Silent night. The evening was dark, with the exception of the twinkling starlight and the milky moonbeams. A group of Jewish shepherds rested among the hills just outside of Bethlehem, keeping a vigil over their sheep. Can you hear them? They hum traditional folk songs and talk amongst each other as they prepare to rest and change watch. Besides the occasional bleat of a lamb and the low modulation of their own voices, the night is silent. Lonely. As they spread their mantels on the ground, perhaps they thought of their families; maybe they wistfully wondered what it would be like if they were wealthy, if society deemed them sanitary enough to spare a second glance.
Holy night. Suddenly, with a flash of light, an angel appears before them! A messenger of death? they wonder as they jolt into alertness. A curse is upon us! they surmise as the creature of heaven opens his mouth to speak. “Fear not,” says the angel, hands extended to them like an olive branch of peace. “Fear not. Behold, I bring you good tidings of great joy, which shall be to all people! For unto you, on this very night, a Savior, Christ the Lord is born! Go to the city of David. You will find the Child wrapped in swaddling clothes, lying in a manger.”
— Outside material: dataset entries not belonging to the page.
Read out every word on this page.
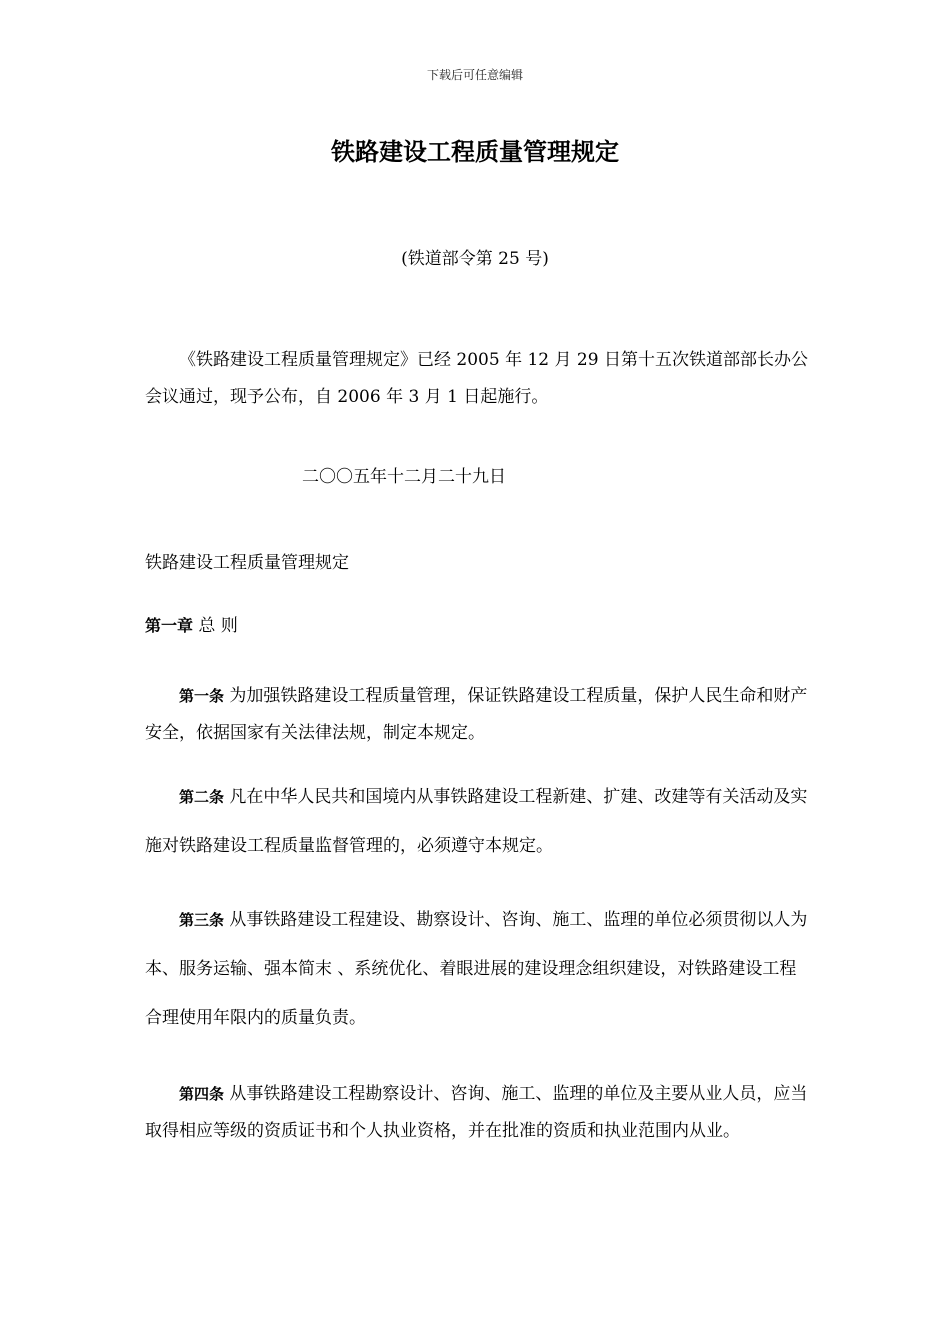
下载后可任意编辑
铁路建设工程质量管理规定
(铁道部令第 25 号)

《铁路建设工程质量管理规定》已经 2005 年 12 月 29 日第十五次铁道部部长办公会议通过，现予公布，自 2006 年 3 月 1 日起施行。

二〇〇五年十二月二十九日

铁路建设工程质量管理规定

第一章 总 则

第一条 为加强铁路建设工程质量管理，保证铁路建设工程质量，保护人民生命和财产安全，依据国家有关法律法规，制定本规定。

第二条 凡在中华人民共和国境内从事铁路建设工程新建、扩建、改建等有关活动及实施对铁路建设工程质量监督管理的，必须遵守本规定。

第三条 从事铁路建设工程建设、勘察设计、咨询、施工、监理的单位必须贯彻以人为本、服务运输、强本简末 、系统优化、着眼进展的建设理念组织建设，对铁路建设工程合理使用年限内的质量负责。

第四条 从事铁路建设工程勘察设计、咨询、施工、监理的单位及主要从业人员，应当取得相应等级的资质证书和个人执业资格，并在批准的资质和执业范围内从业。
The shepherds barely have time to process the birth announcement before a multitude of the heavenly host bursts out of the nothingness, blending their voices– perhaps speaking, perhaps singing– in timbres beyond the imagination of man. “Glory to God in the Highest! And on earth, peace and goodwill toward men!” The shepherds take a step of faith and hasten to the city as the angelic host vanishes as suddenly as they appeared.
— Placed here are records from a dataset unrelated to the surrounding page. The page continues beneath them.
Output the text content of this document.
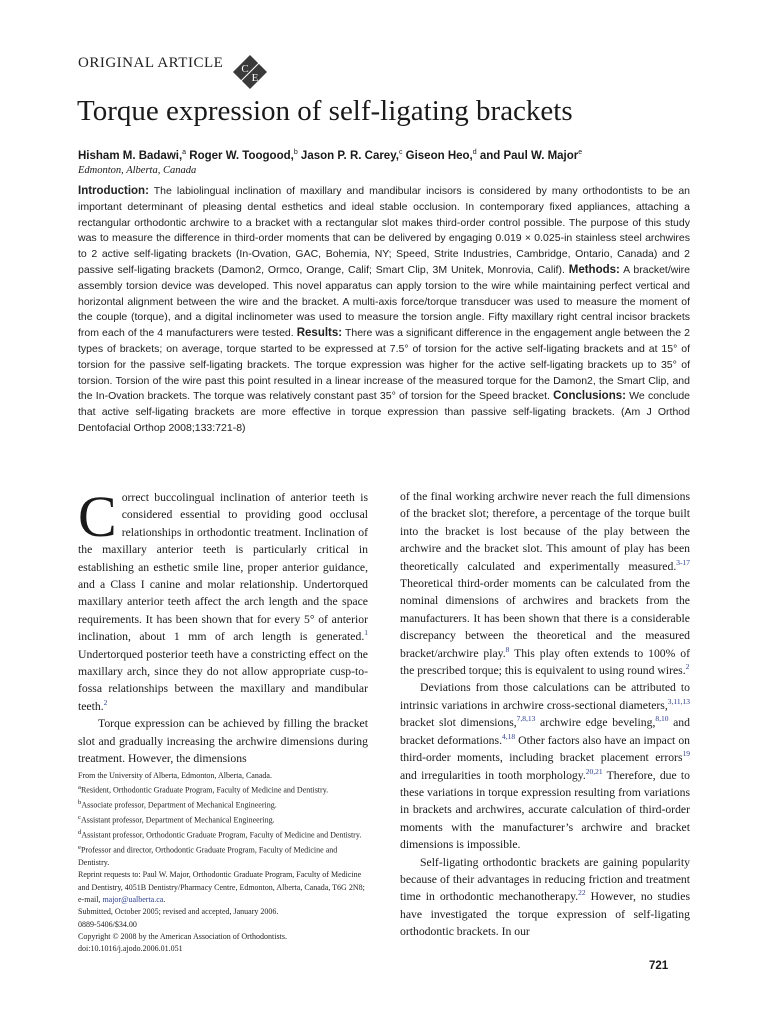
ORIGINAL ARTICLE C
E
Torque expression of self-ligating brackets
Hisham M. Badawi,$^a$ Roger W. Toogood,$^b$ Jason P. R. Carey,$^c$ Giseon Heo,$^d$ and Paul W. Major$^e$
Edmonton, Alberta, Canada

Introduction: The labiolingual inclination of maxillary and mandibular incisors is considered by many orthodontists to be an important determinant of pleasing dental esthetics and ideal stable occlusion. In contemporary fixed appliances, attaching a rectangular orthodontic archwire to a bracket with a rectangular slot makes third-order control possible. The purpose of this study was to measure the difference in third-order moments that can be delivered by engaging 0.019 × 0.025-in stainless steel archwires to 2 active self-ligating brackets (In-Ovation, GAC, Bohemia, NY; Speed, Strite Industries, Cambridge, Ontario, Canada) and 2 passive self-ligating brackets (Damon2, Ormco, Orange, Calif; Smart Clip, 3M Unitek, Monrovia, Calif). Methods: A bracket/wire assembly torsion device was developed. This novel apparatus can apply torsion to the wire while maintaining perfect vertical and horizontal alignment between the wire and the bracket. A multi-axis force/torque transducer was used to measure the moment of the couple (torque), and a digital inclinometer was used to measure the torsion angle. Fifty maxillary right central incisor brackets from each of the 4 manufacturers were tested. Results: There was a significant difference in the engagement angle between the 2 types of brackets; on average, torque started to be expressed at 7.5° of torsion for the active self-ligating brackets and at 15° of torsion for the passive self-ligating brackets. The torque expression was higher for the active self-ligating brackets up to 35° of torsion. Torsion of the wire past this point resulted in a linear increase of the measured torque for the Damon2, the Smart Clip, and the In-Ovation brackets. The torque was relatively constant past 35° of torsion for the Speed bracket. Conclusions: We conclude that active self-ligating brackets are more effective in torque expression than passive self-ligating brackets. (Am J Orthod Dentofacial Orthop 2008;133:721-8)

Correct buccolingual inclination of anterior teeth is considered essential to providing good occlusal relationships in orthodontic treatment. Inclination of the maxillary anterior teeth is particularly critical in establishing an esthetic smile line, proper anterior guidance, and a Class I canine and molar relationship. Undertorqued maxillary anterior teeth affect the arch length and the space requirements. It has been shown that for every 5° of anterior inclination, about 1 mm of arch length is generated.$^1$ Undertorqued posterior teeth have a constricting effect on the maxillary arch, since they do not allow appropriate cusp-to-fossa relationships between the maxillary and mandibular teeth.$^2$

Torque expression can be achieved by filling the bracket slot and gradually increasing the archwire dimensions during treatment. However, the dimensions

From the University of Alberta, Edmonton, Alberta, Canada.
$^a$Resident, Orthodontic Graduate Program, Faculty of Medicine and Dentistry.
$^b$Associate professor, Department of Mechanical Engineering.
$^c$Assistant professor, Department of Mechanical Engineering.
$^d$Assistant professor, Orthodontic Graduate Program, Faculty of Medicine and Dentistry.
$^e$Professor and director, Orthodontic Graduate Program, Faculty of Medicine and Dentistry.
Reprint requests to: Paul W. Major, Orthodontic Graduate Program, Faculty of Medicine and Dentistry, 4051B Dentistry/Pharmacy Centre, Edmonton, Alberta, Canada, T6G 2N8; e-mail, major@ualberta.ca.
Submitted, October 2005; revised and accepted, January 2006.
0889-5406/$34.00
Copyright © 2008 by the American Association of Orthodontists.
doi:10.1016/j.ajodo.2006.01.051

of the final working archwire never reach the full dimensions of the bracket slot; therefore, a percentage of the torque built into the bracket is lost because of the play between the archwire and the bracket slot. This amount of play has been theoretically calculated and experimentally measured.$^{3-17}$ Theoretical third-order moments can be calculated from the nominal dimensions of archwires and brackets from the manufacturers. It has been shown that there is a considerable discrepancy between the theoretical and the measured bracket/archwire play.$^8$ This play often extends to 100% of the prescribed torque; this is equivalent to using round wires.$^2$

Deviations from those calculations can be attributed to intrinsic variations in archwire cross-sectional diameters,$^{3,11,13}$ bracket slot dimensions,$^{7,8,13}$ archwire edge beveling,$^{8,10}$ and bracket deformations.$^{4,18}$ Other factors also have an impact on third-order moments, including bracket placement errors$^{19}$ and irregularities in tooth morphology.$^{20,21}$ Therefore, due to these variations in torque expression resulting from variations in brackets and archwires, accurate calculation of third-order moments with the manufacturer’s archwire and bracket dimensions is impossible.

Self-ligating orthodontic brackets are gaining popularity because of their advantages in reducing friction and treatment time in orthodontic mechanotherapy.$^{22}$ However, no studies have investigated the torque expression of self-ligating orthodontic brackets. In our

721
All is calm. After what seems like hours of searching, they finally find Him. The Savior! There He is, lying in that stone manger, feebly sheltered from the chill of the night by swaddling clothes. Just as the angel had said. It is calm and quiet as they enter the stable. The child’s mother rests on a makeshift bed of hay, seemingly peaceful despite the less-than-satisfactory conditions. She smiles, quietly giving her assent for the shepherd-men to approach the Baby. They kneel before His sleeping form and worship Him, praising God in their hearts. We are unworthy, murmurs one. My King deserves better, whispers another. Glory to God in the Highest, quotes yet another.
All is bright. Perhaps, as these humble shepherds worshipped at the foot of the manger, baby Jesus stretched his tiny fists and opened His eyes to see the men that prayed to Him. As His bright, beautiful eyes touched each man’s face, they must’ve felt their hearts leap within them. We have looked into the very eyes of GOD!
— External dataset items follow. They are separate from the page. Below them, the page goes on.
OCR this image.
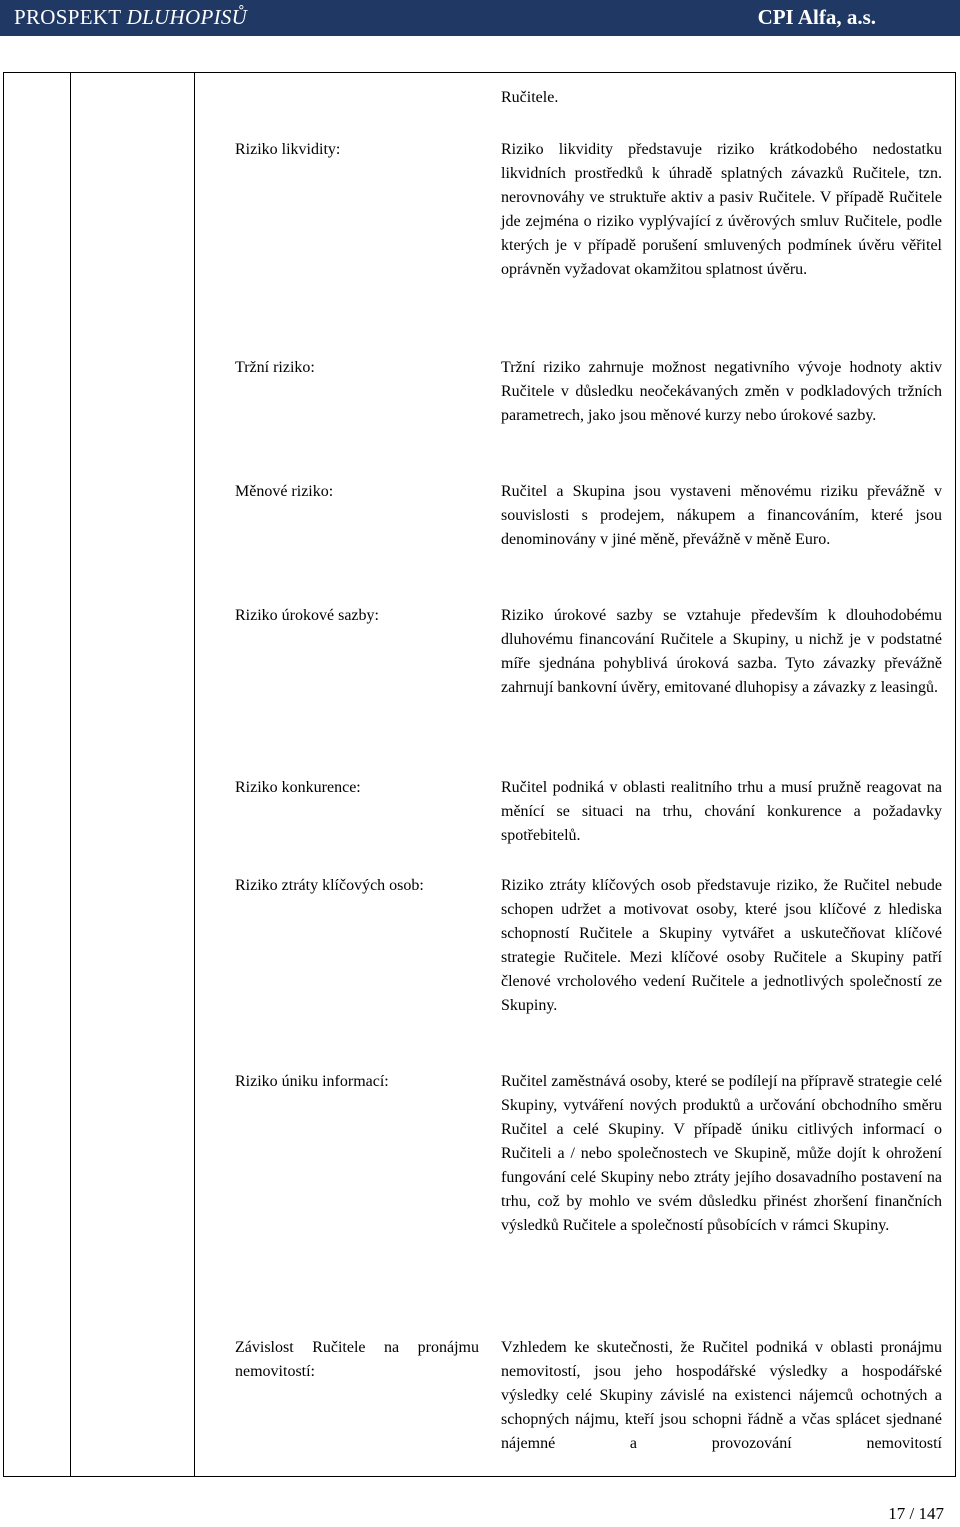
PROSPEKT DLUHOPISŮ	CPI Alfa, a.s.
Ručitele.
Riziko likvidity:	Riziko likvidity představuje riziko krátkodobého nedostatku likvidních prostředků k úhradě splatných závazků Ručitele, tzn. nerovnováhy ve struktuře aktiv a pasiv Ručitele. V případě Ručitele jde zejména o riziko vyplývající z úvěrových smluv Ručitele, podle kterých je v případě porušení smluvených podmínek úvěru věřitel oprávněn vyžadovat okamžitou splatnost úvěru.
Tržní riziko:	Tržní riziko zahrnuje možnost negativního vývoje hodnoty aktiv Ručitele v důsledku neočekávaných změn v podkladových tržních parametrech, jako jsou měnové kurzy nebo úrokové sazby.
Měnové riziko:	Ručitel a Skupina jsou vystaveni měnovému riziku převážně v souvislosti s prodejem, nákupem a financováním, které jsou denominovány v jiné měně, převážně v měně Euro.
Riziko úrokové sazby:	Riziko úrokové sazby se vztahuje především k dlouhodobému dluhovému financování Ručitele a Skupiny, u nichž je v podstatné míře sjednána pohyblivá úroková sazba. Tyto závazky převážně zahrnují bankovní úvěry, emitované dluhopisy a závazky z leasingů.
Riziko konkurence:	Ručitel podniká v oblasti realitního trhu a musí pružně reagovat na měnící se situaci na trhu, chování konkurence a požadavky spotřebitelů.
Riziko ztráty klíčových osob:	Riziko ztráty klíčových osob představuje riziko, že Ručitel nebude schopen udržet a motivovat osoby, které jsou klíčové z hlediska schopností Ručitele a Skupiny vytvářet a uskutečňovat klíčové strategie Ručitele. Mezi klíčové osoby Ručitele a Skupiny patří členové vrcholového vedení Ručitele a jednotlivých společností ze Skupiny.
Riziko úniku informací:	Ručitel zaměstnává osoby, které se podílejí na přípravě strategie celé Skupiny, vytváření nových produktů a určování obchodního směru Ručitel a celé Skupiny. V případě úniku citlivých informací o Ručiteli a / nebo společnostech ve Skupině, může dojít k ohrožení fungování celé Skupiny nebo ztráty jejího dosavadního postavení na trhu, což by mohlo ve svém důsledku přinést zhoršení finančních výsledků Ručitele a společností působících v rámci Skupiny.
Závislost Ručitele na pronájmu nemovitostí:
Vzhledem ke skutečnosti, že Ručitel podniká v oblasti pronájmu nemovitostí, jsou jeho hospodářské výsledky a hospodářské výsledky celé Skupiny závislé na existenci nájemců ochotných a schopných nájmu, kteří jsou schopni řádně a včas splácet sjednané nájemné a provozování nemovitostí
17 / 147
“Good tidings of great joy, which shall be to all people.” That is what the angel proclaimed. The shepherds that had wished only a few hours ago to be wealthy, to be accepted, suddenly realize they are, here and now. God accepted them; The Lord of heaven and earth sent the announcement of His only begotten Son’s birth to them.
God is no “respecter of persons.” He “giveth to all men liberally.” He loves the entire world, and shuns nobody. The Creator of the universe calls each and every man, woman, and child to Himself. It’s a Gift that doesn’t expire, and we who have accepted His Gift so often fail to be thankful, fail to worship. But why? What excuse do we have when the Lord offers us an equal call, and equal opportunity to come to the manger to pray? This Christmas, take a cue from a group of poor, humble, outcast shepherds, and worship our Emmanuel in the wonder of His birth, in the beauty of His holiness. Christ the Savior is born.
And there were in the same country shepherds abiding in the field, keeping watch over their flock by night. And, lo, the angel of The Lord came upon them, and the glory of The Lord shone round about them: and they were sore afraid. And the angel said unto them, Fear not: for, behold, I bring you good tidings of great joy, which shall be to all people. For unto you is born this day in the city of David a Saviour, which is Christ the Lord. And this shall be a sign unto you; Ye shall find the babe wrapped in swaddling clothes, lying in a manger. And suddenly there was with the angel a multitude of the heavenly host praising God and saying, Glory to God in the highest, and on earth peace, good will toward men. And it came to pass, as the angels were gone away from them into heaven, the shepherds said one to another, Let us now go even unto Bethlehem and see this thing which is come to pass, which the Lord hath made known unto us.